Não existiam, portanto, grandes explicações táticas. A resposta, aparentemente vazia, continha, porém, o mais profundo que deve ter a relação dum treinador com um jogador. Respeitar a sua essência, o que ele é e fazer com que isso se expresse em campo. Claro que existirão sempre obrigações que cada um, em função da sua ideia coletiva de jogo, pode impor, mas isso nunca pode inverter a tal essência do jogador.
É inevitável, neste momento, não ligar esta resposta do "deixou-me ser" com o que vejo passar-se no At. Madrid, entre João Félix e Simeone, um treinador que vê o jogo como um território para "cumprir regras" enquanto Félix é, por essência um "quebra-regras".
2 Embora desde início tenha dito que aquele era o pior habitat, tático-estilístico para o talento de Félix crescer, também pensei, num primeiro momento, que esse outro conceito de jogo, incutindo-lhe obrigações pós-perda da bola, seriam ensinamentos de como participar mais no momento defensivo que, após ele só ter crescido na Luz como um miúdo ofensivo livre, lhe daria mais conhecimento sobre o jogo todo (e o faria um jogador mais completo).
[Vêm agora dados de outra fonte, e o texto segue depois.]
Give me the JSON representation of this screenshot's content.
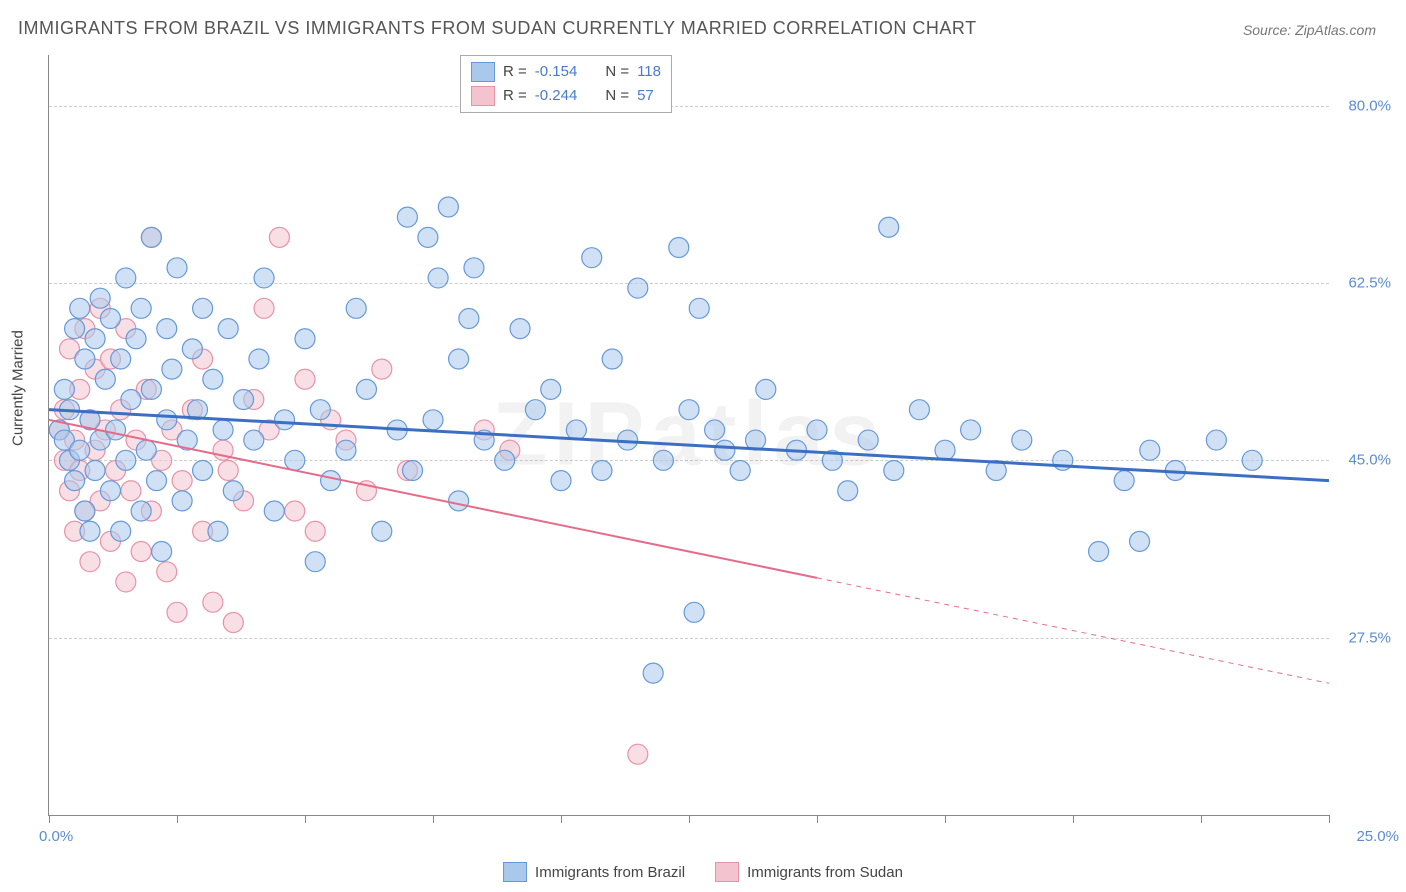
{
  "title": "IMMIGRANTS FROM BRAZIL VS IMMIGRANTS FROM SUDAN CURRENTLY MARRIED CORRELATION CHART",
  "source": "Source: ZipAtlas.com",
  "watermark": "ZIPatlas",
  "ylabel": "Currently Married",
  "chart": {
    "type": "scatter",
    "xlim": [
      0,
      25
    ],
    "ylim": [
      10,
      85
    ],
    "x_tick_step": 2.5,
    "x_label_min": "0.0%",
    "x_label_max": "25.0%",
    "y_ticks": [
      27.5,
      45.0,
      62.5,
      80.0
    ],
    "y_tick_labels": [
      "27.5%",
      "45.0%",
      "62.5%",
      "80.0%"
    ],
    "background_color": "#ffffff",
    "grid_color": "#cccccc",
    "marker_radius": 10,
    "marker_opacity": 0.55,
    "series": [
      {
        "name": "Immigrants from Brazil",
        "color_fill": "#a9c8ec",
        "color_stroke": "#6699d8",
        "r_value": "-0.154",
        "n_value": "118",
        "trendline": {
          "y_at_xmin": 50.0,
          "y_at_xmax": 43.0,
          "color": "#3b6fc4",
          "width": 3
        },
        "points": [
          [
            0.2,
            48
          ],
          [
            0.3,
            47
          ],
          [
            0.3,
            52
          ],
          [
            0.4,
            45
          ],
          [
            0.4,
            50
          ],
          [
            0.5,
            58
          ],
          [
            0.5,
            43
          ],
          [
            0.6,
            60
          ],
          [
            0.6,
            46
          ],
          [
            0.7,
            40
          ],
          [
            0.7,
            55
          ],
          [
            0.8,
            38
          ],
          [
            0.8,
            49
          ],
          [
            0.9,
            57
          ],
          [
            0.9,
            44
          ],
          [
            1.0,
            61
          ],
          [
            1.0,
            47
          ],
          [
            1.1,
            53
          ],
          [
            1.2,
            42
          ],
          [
            1.2,
            59
          ],
          [
            1.3,
            48
          ],
          [
            1.4,
            55
          ],
          [
            1.4,
            38
          ],
          [
            1.5,
            63
          ],
          [
            1.5,
            45
          ],
          [
            1.6,
            51
          ],
          [
            1.7,
            57
          ],
          [
            1.8,
            40
          ],
          [
            1.8,
            60
          ],
          [
            1.9,
            46
          ],
          [
            2.0,
            52
          ],
          [
            2.0,
            67
          ],
          [
            2.1,
            43
          ],
          [
            2.2,
            36
          ],
          [
            2.3,
            58
          ],
          [
            2.3,
            49
          ],
          [
            2.4,
            54
          ],
          [
            2.5,
            64
          ],
          [
            2.6,
            41
          ],
          [
            2.7,
            47
          ],
          [
            2.8,
            56
          ],
          [
            2.9,
            50
          ],
          [
            3.0,
            60
          ],
          [
            3.0,
            44
          ],
          [
            3.2,
            53
          ],
          [
            3.3,
            38
          ],
          [
            3.4,
            48
          ],
          [
            3.5,
            58
          ],
          [
            3.6,
            42
          ],
          [
            3.8,
            51
          ],
          [
            4.0,
            47
          ],
          [
            4.1,
            55
          ],
          [
            4.2,
            63
          ],
          [
            4.4,
            40
          ],
          [
            4.6,
            49
          ],
          [
            4.8,
            45
          ],
          [
            5.0,
            57
          ],
          [
            5.2,
            35
          ],
          [
            5.3,
            50
          ],
          [
            5.5,
            43
          ],
          [
            5.8,
            46
          ],
          [
            6.0,
            60
          ],
          [
            6.2,
            52
          ],
          [
            6.5,
            38
          ],
          [
            6.8,
            48
          ],
          [
            7.0,
            69
          ],
          [
            7.1,
            44
          ],
          [
            7.4,
            67
          ],
          [
            7.5,
            49
          ],
          [
            7.6,
            63
          ],
          [
            7.8,
            70
          ],
          [
            8.0,
            41
          ],
          [
            8.0,
            55
          ],
          [
            8.2,
            59
          ],
          [
            8.3,
            64
          ],
          [
            8.5,
            47
          ],
          [
            8.9,
            45
          ],
          [
            9.2,
            58
          ],
          [
            9.5,
            50
          ],
          [
            9.8,
            52
          ],
          [
            10.0,
            43
          ],
          [
            10.3,
            48
          ],
          [
            10.6,
            65
          ],
          [
            10.8,
            44
          ],
          [
            11.0,
            55
          ],
          [
            11.3,
            47
          ],
          [
            11.5,
            62
          ],
          [
            12.0,
            45
          ],
          [
            12.3,
            66
          ],
          [
            12.5,
            50
          ],
          [
            12.6,
            30
          ],
          [
            12.7,
            60
          ],
          [
            13.0,
            48
          ],
          [
            13.2,
            46
          ],
          [
            13.5,
            44
          ],
          [
            13.8,
            47
          ],
          [
            14.0,
            52
          ],
          [
            11.8,
            24
          ],
          [
            14.6,
            46
          ],
          [
            15.0,
            48
          ],
          [
            15.3,
            45
          ],
          [
            15.6,
            42
          ],
          [
            16.0,
            47
          ],
          [
            16.4,
            68
          ],
          [
            16.5,
            44
          ],
          [
            17.0,
            50
          ],
          [
            17.5,
            46
          ],
          [
            18.0,
            48
          ],
          [
            18.5,
            44
          ],
          [
            19.0,
            47
          ],
          [
            19.8,
            45
          ],
          [
            20.5,
            36
          ],
          [
            21.0,
            43
          ],
          [
            21.5,
            46
          ],
          [
            21.3,
            37
          ],
          [
            22.0,
            44
          ],
          [
            22.8,
            47
          ],
          [
            23.5,
            45
          ]
        ]
      },
      {
        "name": "Immigrants from Sudan",
        "color_fill": "#f3c4cf",
        "color_stroke": "#e892a8",
        "r_value": "-0.244",
        "n_value": "57",
        "trendline": {
          "y_at_xmin": 49.0,
          "y_at_xmax": 23.0,
          "solid_until_x": 15.0,
          "color": "#e56b8a",
          "width": 2
        },
        "points": [
          [
            0.2,
            48
          ],
          [
            0.3,
            45
          ],
          [
            0.3,
            50
          ],
          [
            0.4,
            42
          ],
          [
            0.4,
            56
          ],
          [
            0.5,
            47
          ],
          [
            0.5,
            38
          ],
          [
            0.6,
            52
          ],
          [
            0.6,
            44
          ],
          [
            0.7,
            58
          ],
          [
            0.7,
            40
          ],
          [
            0.8,
            49
          ],
          [
            0.8,
            35
          ],
          [
            0.9,
            54
          ],
          [
            0.9,
            46
          ],
          [
            1.0,
            60
          ],
          [
            1.0,
            41
          ],
          [
            1.1,
            48
          ],
          [
            1.2,
            37
          ],
          [
            1.2,
            55
          ],
          [
            1.3,
            44
          ],
          [
            1.4,
            50
          ],
          [
            1.5,
            33
          ],
          [
            1.5,
            58
          ],
          [
            1.6,
            42
          ],
          [
            1.7,
            47
          ],
          [
            1.8,
            36
          ],
          [
            1.9,
            52
          ],
          [
            2.0,
            67
          ],
          [
            2.0,
            40
          ],
          [
            2.2,
            45
          ],
          [
            2.3,
            34
          ],
          [
            2.4,
            48
          ],
          [
            2.5,
            30
          ],
          [
            2.6,
            43
          ],
          [
            2.8,
            50
          ],
          [
            3.0,
            55
          ],
          [
            3.0,
            38
          ],
          [
            3.2,
            31
          ],
          [
            3.4,
            46
          ],
          [
            3.5,
            44
          ],
          [
            3.6,
            29
          ],
          [
            3.8,
            41
          ],
          [
            4.0,
            51
          ],
          [
            4.2,
            60
          ],
          [
            4.3,
            48
          ],
          [
            4.5,
            67
          ],
          [
            4.8,
            40
          ],
          [
            5.0,
            53
          ],
          [
            5.2,
            38
          ],
          [
            5.5,
            49
          ],
          [
            5.8,
            47
          ],
          [
            6.2,
            42
          ],
          [
            6.5,
            54
          ],
          [
            7.0,
            44
          ],
          [
            8.5,
            48
          ],
          [
            9.0,
            46
          ],
          [
            11.5,
            16
          ]
        ]
      }
    ]
  },
  "legend_top": {
    "r_label": "R =",
    "n_label": "N ="
  },
  "colors": {
    "title": "#555555",
    "axis_label": "#5b8bd4",
    "text": "#444444"
  }
}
Meter um Simeone na carreira, se na dose certa, pode ser positivo. Os anos, porém, passaram e mais do que esse "upgrade de defender", a relação tornou-se futebolisticamente tóxica para o talento do jogador. Joga cada vez menos e quando o faz parece sempre em revolta com o jogo para provar como tem razão. Encara mesmo as bancadas que, devotas da "igreja cholista" o insultam, e fixa-as depois de entrar e marcar como fez contra o Espanhol. Atira garrafas e sacode camisolas quando é substituído ou fica a aquecer longos, longos minutos sem entrar. Senta-se no banco em pose "blasé" olhando o vazio. É o primeiro a regressar ao balneário mal acaba o jogo. E, nesse gesto, como que vira as costas a toda esta obscuridade onde vive com revolta contida.
3 Por isto, a Seleção pode ser, nesta fase, a fuga a meio duma época que está a ser como uma viagem no "comboio fantasma". Veremos se o onze de Fernando Santos vai criar esse plano de fuga para ele (por instantes que seja). O seu futebol, como o nosso, precisa disso. Penso na essência de criatividade com bola no pé a quebrar regras que também fica, na Seleção, tantas vezes de lado em nome do conservadorismo do primado de defender bem.
No fundo, olho o mundo ao meu redor, futebol e vida, e sinto vontade de revoluções. Elas não podem ser um livro fechado na história. Nunca fizeram tanta falta. Outra vez.
O encanto da feitiçaria oficial
O futebol será a única religião que admite pagãos. O Mundial será, mesmo assim, o local de culto onde a reverência pela memória de todos que por lá passaram merece respeito como em mais nenhum local. Nessa "religião pagã" o futebol admite tudo. Desde as orações mais sentidas cerrando os olhos até aos rituais de bruxaria e crendices mais rebuscados. Vale tudo embora, no fim, nada disto ganhe jogos. Digo eu.
Todos o fazem, mesmo os que dizem desprezar essas coisas, mas, seja como for, tal ganha uma dimensão maior quando se torna oficial.
Sucede no Senegal e foi assumido por Fatma Samoura, senegalesa que é secretária-geral da FIFA, e disse que "sim, vamos usar feiticeiros para o Mané estar no Mundial. Não sei se é eficaz mas vamos usá-los de qualquer maneira. Esperamos milagres."
Para que quem me lê não pensar que também estou a ficar desesperadamente louco (e crente), não duvido que a lesão de Mané, a ser debelada, será pelos médicos mais competentes mas esta confirmação de "feitiçaria oficial" pode levar-nos para outros caminhos no entendimento do jogo.
Quero ver Mané entrar em campo e fazer um golo como se saísse duma "casa das bruxas" e depois eu poder comentar, explicando-o pelas trocas posicionais e contra-movimentos. Em que vão, no fim, acreditar?